A report by Hindenburg Research has claimed that DraftKings’ technology subsidiary earns as much as half its revenues from illegal gambling markets, the latest move by the short seller to target companies taken public through a special-purpose acquisition company.
Shares of the sports betting company fell more than 7 per cent after the report was released Tuesday.
DraftKings’ April 2020 public listing is widely considered an early accelerant of the latest Spac boom. It merged with the blank-cheque company Diamond Eagle as well as a B2B gaming services company called SBTech.
In the report released on Tuesday, Hindenburg claimed that SBTech has extensive history in operating in illicit gambling markets, including in China and Iran, and that as much as half of its current revenues come from jurisdictions where the activity is not legal.
Hindenburg said it had taken a short position in DraftKings, meaning it profits if DraftKings’ stock price falls. The firm cited interviews with an unspecified number of former employees, its own analyses of Securities and Exchange Commission filings and back-end internet infrastructure as evidence for its claims.
DraftKings said in a statement: “This report is written by someone who is short on DraftKings stock with an incentive to drive down the share price. Our business combination with SBTech was completed in 2020.
“We conducted a thorough review of their business practices and we were comfortable with the findings. We do not comment on speculation or allegations made by former SBTech employees.”
DraftKings has emerged as one of the most successful businesses to go public through a Spac, with its shares up more than 400 per cent from the $10 price at which blank-cheque companies list.
Hindenburg said that company insiders had benefited from the huge increase in DraftKings’ share price by selling a combined $1.4bn worth of stock.
According to filings with the SEC reviewed by the Financial Times, Shalom Meckenzie, the founder of SBTech, has sold out of or transferred almost his entire 11 per cent stake in the company.
Meckenzie has sold close to $568m worth of shares starting in June 2020, and last month transferred the majority of his remaining stake to a trust for his family, which at the current share price is worth almost $1bn.
Meckenzie could not immediately be reached for comment.
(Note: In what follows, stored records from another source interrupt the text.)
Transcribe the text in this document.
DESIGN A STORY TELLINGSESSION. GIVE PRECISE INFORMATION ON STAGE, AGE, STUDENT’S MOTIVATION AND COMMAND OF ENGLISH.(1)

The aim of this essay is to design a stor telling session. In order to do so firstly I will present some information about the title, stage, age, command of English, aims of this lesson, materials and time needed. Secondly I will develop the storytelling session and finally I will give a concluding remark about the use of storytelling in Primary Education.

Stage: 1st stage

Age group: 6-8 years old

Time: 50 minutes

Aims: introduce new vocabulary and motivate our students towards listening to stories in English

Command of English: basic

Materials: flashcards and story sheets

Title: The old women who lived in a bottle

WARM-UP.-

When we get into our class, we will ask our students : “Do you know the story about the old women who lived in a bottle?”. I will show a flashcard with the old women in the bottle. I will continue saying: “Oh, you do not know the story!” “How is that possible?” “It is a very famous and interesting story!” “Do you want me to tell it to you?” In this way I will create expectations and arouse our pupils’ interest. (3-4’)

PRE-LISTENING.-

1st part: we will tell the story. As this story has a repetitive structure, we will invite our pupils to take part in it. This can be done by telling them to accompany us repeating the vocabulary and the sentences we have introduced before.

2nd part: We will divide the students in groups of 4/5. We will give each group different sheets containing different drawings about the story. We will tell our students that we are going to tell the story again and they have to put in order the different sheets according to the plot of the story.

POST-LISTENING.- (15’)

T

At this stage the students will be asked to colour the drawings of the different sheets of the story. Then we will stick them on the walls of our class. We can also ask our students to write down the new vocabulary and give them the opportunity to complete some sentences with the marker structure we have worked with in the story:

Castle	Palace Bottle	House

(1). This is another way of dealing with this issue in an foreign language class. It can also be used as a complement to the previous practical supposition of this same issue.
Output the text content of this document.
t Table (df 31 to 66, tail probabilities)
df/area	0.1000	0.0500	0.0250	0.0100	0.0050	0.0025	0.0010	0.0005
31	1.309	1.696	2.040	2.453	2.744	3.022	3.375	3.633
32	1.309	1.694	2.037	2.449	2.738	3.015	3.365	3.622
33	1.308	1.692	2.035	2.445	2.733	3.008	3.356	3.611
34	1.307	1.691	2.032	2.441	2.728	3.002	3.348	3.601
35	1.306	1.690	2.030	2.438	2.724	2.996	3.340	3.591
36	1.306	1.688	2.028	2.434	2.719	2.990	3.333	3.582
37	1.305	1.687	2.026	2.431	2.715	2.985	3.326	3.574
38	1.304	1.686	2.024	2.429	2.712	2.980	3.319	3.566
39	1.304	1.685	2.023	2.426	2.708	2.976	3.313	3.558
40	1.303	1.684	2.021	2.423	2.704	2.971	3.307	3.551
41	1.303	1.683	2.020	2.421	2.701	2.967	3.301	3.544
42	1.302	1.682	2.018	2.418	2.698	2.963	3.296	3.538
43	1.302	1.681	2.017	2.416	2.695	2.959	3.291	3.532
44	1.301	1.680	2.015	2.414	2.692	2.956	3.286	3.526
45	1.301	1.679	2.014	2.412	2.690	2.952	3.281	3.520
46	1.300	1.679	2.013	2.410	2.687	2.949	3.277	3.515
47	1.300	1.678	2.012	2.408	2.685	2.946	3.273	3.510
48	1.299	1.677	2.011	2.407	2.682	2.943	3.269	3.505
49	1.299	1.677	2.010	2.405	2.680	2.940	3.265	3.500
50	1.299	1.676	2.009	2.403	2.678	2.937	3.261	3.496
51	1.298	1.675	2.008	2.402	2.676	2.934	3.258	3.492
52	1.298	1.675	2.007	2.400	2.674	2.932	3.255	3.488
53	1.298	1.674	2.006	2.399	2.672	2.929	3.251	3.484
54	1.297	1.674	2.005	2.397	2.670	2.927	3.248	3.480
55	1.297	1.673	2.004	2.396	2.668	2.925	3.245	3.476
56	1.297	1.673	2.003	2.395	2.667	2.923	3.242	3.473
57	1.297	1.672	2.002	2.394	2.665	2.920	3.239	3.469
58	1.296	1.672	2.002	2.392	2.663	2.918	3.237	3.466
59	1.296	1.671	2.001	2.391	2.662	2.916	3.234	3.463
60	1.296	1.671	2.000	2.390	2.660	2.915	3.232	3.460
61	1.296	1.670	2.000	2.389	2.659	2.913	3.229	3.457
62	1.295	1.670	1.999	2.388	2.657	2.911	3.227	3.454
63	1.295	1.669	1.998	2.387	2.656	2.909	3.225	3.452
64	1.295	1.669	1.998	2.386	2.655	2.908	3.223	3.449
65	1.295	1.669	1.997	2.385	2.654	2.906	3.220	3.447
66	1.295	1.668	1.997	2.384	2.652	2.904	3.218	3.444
Citing evidence from an Oregon public records request and interviews with former employees, the short seller report claimed that SBTech operated in Iran for as long as five years, and continues to operate in China despite strict regulations against online wagering.
SBTech has previously denied that it conducted business in Iran, according to a statement provided in 2019 to the Statesman Journal newspaper in Salem, Oregon.
DraftKings originated as a daily fantasy sports outfit before expanding to offer sports betting services, particularly after the US Supreme Court struck down a federal ban on sports wagers in 2018. Since then, more than half of US states have legalised the practice, sparking a gold rush among betting operators around the world to focus on the American market.
The Boston-based company has also benefited from the sharp rise in online gambling during the coronavirus pandemic. As DraftKings has grown over the past year, the company has added A-list celebrities to its board of directors, including basketball legend Michael Jordan and supermodel Gisele Bündchen.
Hindenburg has focused on companies that have listed via Spacs, including electric vehicle start-up Nikola. The short seller has also taken aim at Lordstown Motors, an electric truckmaker that has recently warned it could fail, and Clover Health, a healthcare company that has since become a popular meme stock.
Other short sellers, including legendary investor Jim Chanos, have raised concerns about the Spac boom and compared it to the dotcom bubble.